Kon Tum wooden church
The costumes of the Bana ethnic group are men with loincloths and women with skirts. They earn their living mainly from agriculture and livestock. Each town has a blacksmith shop and the women weave cloth to make clothes for their families; Men weave mats, weave nets, make baskets, baskets… They buy and sell through barter.
Ethnicity Gia Rai
The residence of the Gia Rai ethnic group is mainly located in the provinces of Gia Lai, Kon Tum and Dak Lak. They have the custom of worshiping the god (Giang) and many rituals related to the god in production; Maintaining the matrilineal system, children follow their mother’s surname and are divided into property when they marry. Free marriage, girls take the initiative in marriage. Children live with the in-laws and cannot inherit property.
People live in towns, in stilt houses, each town has a communal house. The village elder is the head of the village. Musical instruments include gongs, gongs, T’rung, jungnung and klong put. The Gia Rai people are also producers of famous epics and ancient stories.

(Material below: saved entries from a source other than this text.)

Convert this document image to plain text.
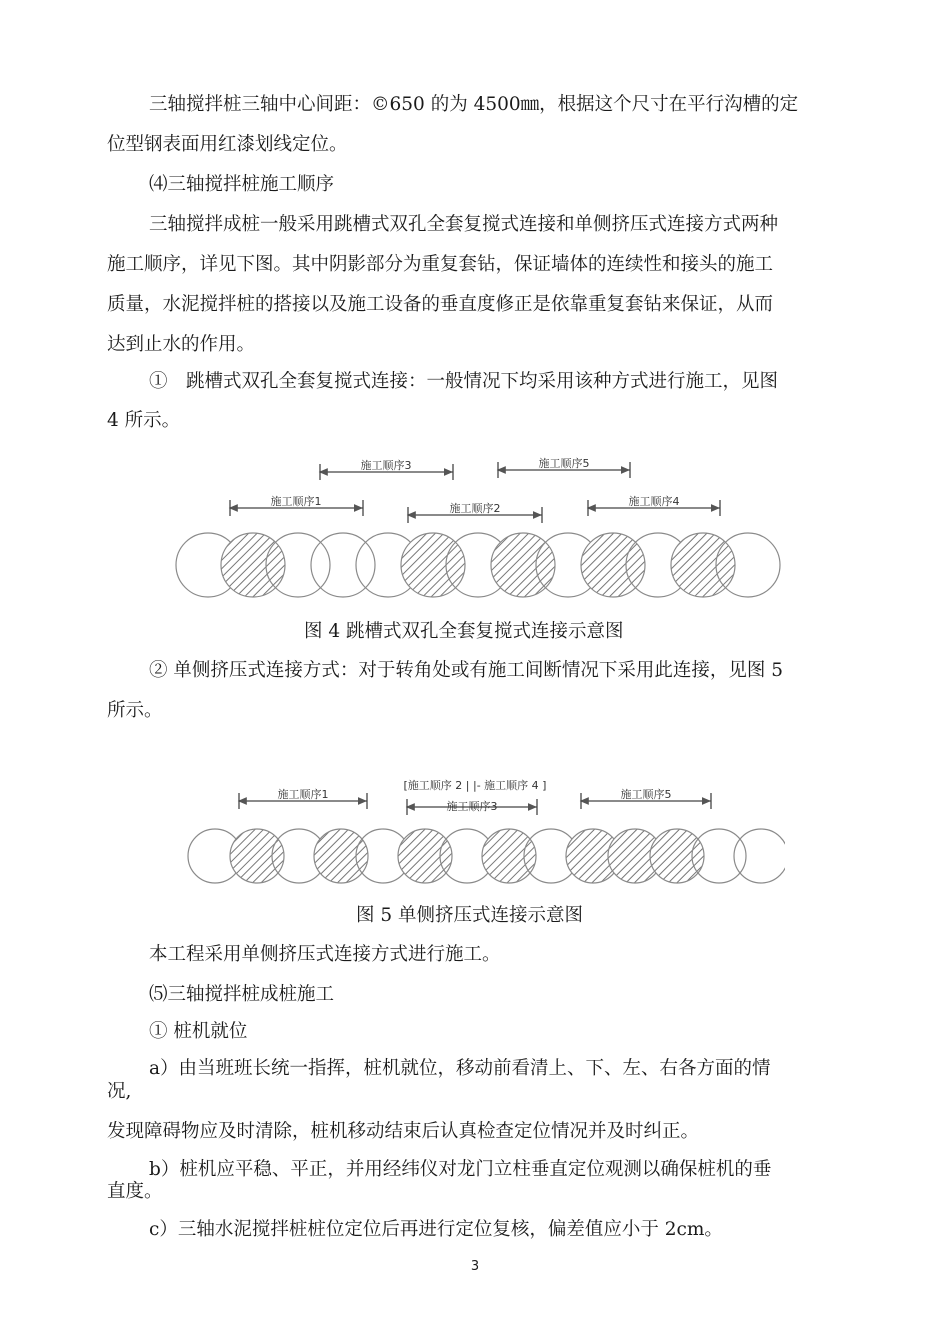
三轴搅拌桩三轴中心间距：©650 的为 4500㎜，根据这个尺寸在平行沟槽的定

位型钢表面用红漆划线定位。

⑷三轴搅拌桩施工顺序

三轴搅拌成桩一般采用跳槽式双孔全套复搅式连接和单侧挤压式连接方式两种

施工顺序，详见下图。其中阴影部分为重复套钻，保证墙体的连续性和接头的施工

质量，水泥搅拌桩的搭接以及施工设备的垂直度修正是依靠重复套钻来保证，从而

达到止水的作用。

①　跳槽式双孔全套复搅式连接：一般情况下均采用该种方式进行施工，见图

4 所示。

施工顺序3	施工顺序5
施工顺序1
施工顺序2
施工顺序4
图 4 跳槽式双孔全套复搅式连接示意图

② 单侧挤压式连接方式：对于转角处或有施工间断情况下采用此连接，见图 5

所示。

[施工顺序 2 | |- 施工顺序 4 ]
施工顺序1
施工顺序3
施工顺序5
图 5 单侧挤压式连接示意图

本工程采用单侧挤压式连接方式进行施工。

⑸三轴搅拌桩成桩施工

① 桩机就位

a）由当班班长统一指挥，桩机就位，移动前看清上、下、左、右各方面的情

况,

发现障碍物应及时清除，桩机移动结束后认真检查定位情况并及时纠正。

b）桩机应平稳、平正，并用经纬仪对龙门立柱垂直定位观测以确保桩机的垂

直度。

c）三轴水泥搅拌桩桩位定位后再进行定位复核，偏差值应小于 2cm。

3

People make a living by farming and raising livestock, especially raising elephants.
ede ethnic group
The Ede people live mainly in Dak Lak province and southern Gia Lai province. They worship many gods and live in stilt houses and long houses. In the house, the main half is for receiving guests, called Gah; The other half is the family’s living space (OK).

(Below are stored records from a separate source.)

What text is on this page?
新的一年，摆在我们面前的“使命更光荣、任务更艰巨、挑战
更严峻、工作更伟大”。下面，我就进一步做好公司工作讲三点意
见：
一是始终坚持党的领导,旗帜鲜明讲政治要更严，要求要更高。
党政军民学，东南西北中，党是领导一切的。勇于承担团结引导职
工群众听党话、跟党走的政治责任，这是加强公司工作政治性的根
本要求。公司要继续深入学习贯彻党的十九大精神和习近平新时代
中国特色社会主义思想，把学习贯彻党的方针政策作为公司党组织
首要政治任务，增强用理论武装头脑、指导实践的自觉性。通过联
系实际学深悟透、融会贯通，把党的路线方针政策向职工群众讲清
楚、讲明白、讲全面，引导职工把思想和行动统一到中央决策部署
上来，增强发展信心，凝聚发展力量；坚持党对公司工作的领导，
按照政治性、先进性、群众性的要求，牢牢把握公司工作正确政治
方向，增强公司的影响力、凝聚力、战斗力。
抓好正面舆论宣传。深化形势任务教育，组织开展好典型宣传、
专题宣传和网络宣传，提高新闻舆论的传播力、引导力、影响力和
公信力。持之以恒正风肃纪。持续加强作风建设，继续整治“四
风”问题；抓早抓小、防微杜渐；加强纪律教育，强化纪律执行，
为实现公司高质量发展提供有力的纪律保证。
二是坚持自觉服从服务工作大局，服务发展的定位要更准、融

The Ede ethnic community also maintains a matrilineal system, children follow their mother’s surname and male children do not inherit. A man lives in his wife’s house, and if his wife dies, his wife’s sisters have no one to replace them, so they return to live with her sister.
Musical instruments include gongs, gongs, drums, flutes, flutes, and lutes. The year ding is a popular and favorite musical instrument. Rich treasure of oral literature: myths, fairy tales, folk tales, especially epics and epics (Khan).
As for clothing, women wear indigo shirts and skirts with colorful prints. The men wear loincloths and shirts. Jewelry: silver, copper, beads.
m’nong ethnic group
The M’nong people, who mainly reside in the provinces of Dak Lak, Lam Dong and Binh Phuoc, as well as other ethnic groups in the Central Highlands, worship many gods, especially the god of rice. They live in villages in stilts and bungalows, each village having a few dozen roofs, headed by the village chief.
Maintaining the matrilineal system, the children bear the mother’s surname and the wife is the head of the family. M’nong people like many girls, only after 1 year of birth they can name them. At funerals it is customary to sing, beat gongs and drums next to the coffin. When lowering the grave, use trees, sticks and leaves to cover the hole and then cover it with soil. After 7 days or 1 month, a funeral ceremony is performed. Everyone loves wine and rolling tobacco.